In the new interactive display, visitors can pick up tools, push buttons to hear stories such as how early East Contra Costa County farmers harvested dry wheat and how agricultural practices later were modernized when the Balfour, Guthrie & Co. came in and built the first irrigation system in the early 1900s.

There’s also a working 1947 fire engine, a tractor, caboose, covered wagon and a working windmill in the outdoor area.

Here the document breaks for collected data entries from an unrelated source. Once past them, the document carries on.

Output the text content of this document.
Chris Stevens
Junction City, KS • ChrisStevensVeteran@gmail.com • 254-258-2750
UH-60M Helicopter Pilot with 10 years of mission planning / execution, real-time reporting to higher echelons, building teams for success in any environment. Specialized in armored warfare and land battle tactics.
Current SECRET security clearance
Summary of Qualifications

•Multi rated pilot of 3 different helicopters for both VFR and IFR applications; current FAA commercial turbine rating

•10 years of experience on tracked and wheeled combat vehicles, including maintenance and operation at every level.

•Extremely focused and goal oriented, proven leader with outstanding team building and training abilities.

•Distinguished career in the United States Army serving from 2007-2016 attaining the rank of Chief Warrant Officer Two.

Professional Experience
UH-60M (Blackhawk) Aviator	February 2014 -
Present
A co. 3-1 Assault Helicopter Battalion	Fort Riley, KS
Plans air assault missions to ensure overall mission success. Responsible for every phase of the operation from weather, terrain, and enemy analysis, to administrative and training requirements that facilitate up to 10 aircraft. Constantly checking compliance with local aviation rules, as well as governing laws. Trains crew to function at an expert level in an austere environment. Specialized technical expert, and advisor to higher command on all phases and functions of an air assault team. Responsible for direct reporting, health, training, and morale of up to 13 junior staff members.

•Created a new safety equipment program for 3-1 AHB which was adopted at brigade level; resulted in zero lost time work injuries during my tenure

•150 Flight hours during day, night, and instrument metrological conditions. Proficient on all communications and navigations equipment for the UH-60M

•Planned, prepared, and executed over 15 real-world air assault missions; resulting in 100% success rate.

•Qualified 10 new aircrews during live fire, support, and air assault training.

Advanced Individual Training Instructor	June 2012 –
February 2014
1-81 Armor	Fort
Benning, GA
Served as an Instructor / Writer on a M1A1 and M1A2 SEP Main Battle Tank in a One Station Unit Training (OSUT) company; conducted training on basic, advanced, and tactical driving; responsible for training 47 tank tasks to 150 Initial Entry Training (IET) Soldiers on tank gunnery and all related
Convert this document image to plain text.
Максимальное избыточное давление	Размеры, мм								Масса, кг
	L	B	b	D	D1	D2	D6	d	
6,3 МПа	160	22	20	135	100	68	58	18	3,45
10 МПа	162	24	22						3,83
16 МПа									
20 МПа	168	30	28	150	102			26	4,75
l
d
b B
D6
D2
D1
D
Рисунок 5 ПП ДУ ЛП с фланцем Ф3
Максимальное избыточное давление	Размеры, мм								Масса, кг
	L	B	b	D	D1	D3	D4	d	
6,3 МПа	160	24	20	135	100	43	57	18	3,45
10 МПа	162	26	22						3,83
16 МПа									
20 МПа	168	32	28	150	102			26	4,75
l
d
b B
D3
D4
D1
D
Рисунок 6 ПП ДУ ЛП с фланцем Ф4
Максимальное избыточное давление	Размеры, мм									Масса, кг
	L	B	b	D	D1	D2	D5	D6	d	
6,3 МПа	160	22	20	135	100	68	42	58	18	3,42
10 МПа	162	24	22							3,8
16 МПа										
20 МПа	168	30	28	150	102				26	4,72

Visitors can pump water while their friends scrub clothes the old-fashioned way, by hand on tin-and-wood washboards, and then hang them up on string washlines.

The main buiding, the Byer/Nail House, a farmhouse built in 1878 by early pioneers Johnson and Elizabeth Fancher and later sold to the Byer and Nail families, also needed a lot of work.

Forlow said the group also tackled “the unbelievable problem of our 140-year-old windows in the Byer/Nail House, which were rotting away and falling out of their frames.” A crew of volunteers, who jokingly refer to themselves as The Breakers because they take a lot of breaks, researched and became proficient in repairing and rebuilding the unusual-sized window frames as well as many other damaged wooden areas of the house, she said.

“It was hard to put them (the windows) in upstairs,” Karlburg said, noting many of the volunteers were in their 70s and 80s. “So, it’s a little difficult to do that work on a ladder at that age.”

To keep the museum in the limelight, the volunteers held their first Christmas on the Farm festival last year and managed to keep the decades-old fall barbecue tradition alive and help raise money by turning it in 2020 into a drive-through event, one of the first of its kind in the area during the COVID-19 pandemic.

Black, a retired teacher, also rounded up a group of retired colleagues and spent several months cleaning the inside of the main house — including all the displays and the walls, Karlberg said.

While they were at it, the volunteers revamped all the displays in eight rooms of the historic Byer-Nail House, Fowler said.

“It was a huge task,” she said. “They made new displays with new signage that tells the story of each room.”

Examples are the Uniform Room, with displays dating from the Civil War to the Vietnam War, the Sewing Room with a spinning wheel, treadle machine, crocheting and weaving equipment, and the Dining Room, with displays of bygone area entertainment such as bands, musical instruments and photos from theater groups and organizations like the Odd Fellows, Women’s Club, Native Daughters of the Golden West. Artifacts from the Byron Hot Springs, including newly found metal objects such as room keys, and old windows are also on display as are the old pianos from the pioneer Knight and Byer families.

Also part of the renovation was to completely revamp the Byer-Nail House’s kitchen, Fowler said.

Another building houses a 1,600-square-foot Resource Center, now able to provide research opportunities for academics, businesses, government and residents.

Also spruced up was the 1880s-era Eden Plain School, where docents give lessons to visiting schoolchildren who sit at one of the 30 antique wooden desks.

”It was once a junky little building,” Karlberg said of the school’s early beginnings at the museum. “And now it’s one of the prettiest schoolhouses that I’ve ever been to.”

“We have a lot of fun things you can do and see,” she added.

The museum, located at 3890 Sellers Ave. at the border of Brentwood and Knightsen, is open on Saturdays and the third Sunday of each month from 2-4 p.m. More information is available at www. eastcontracostahistory.org.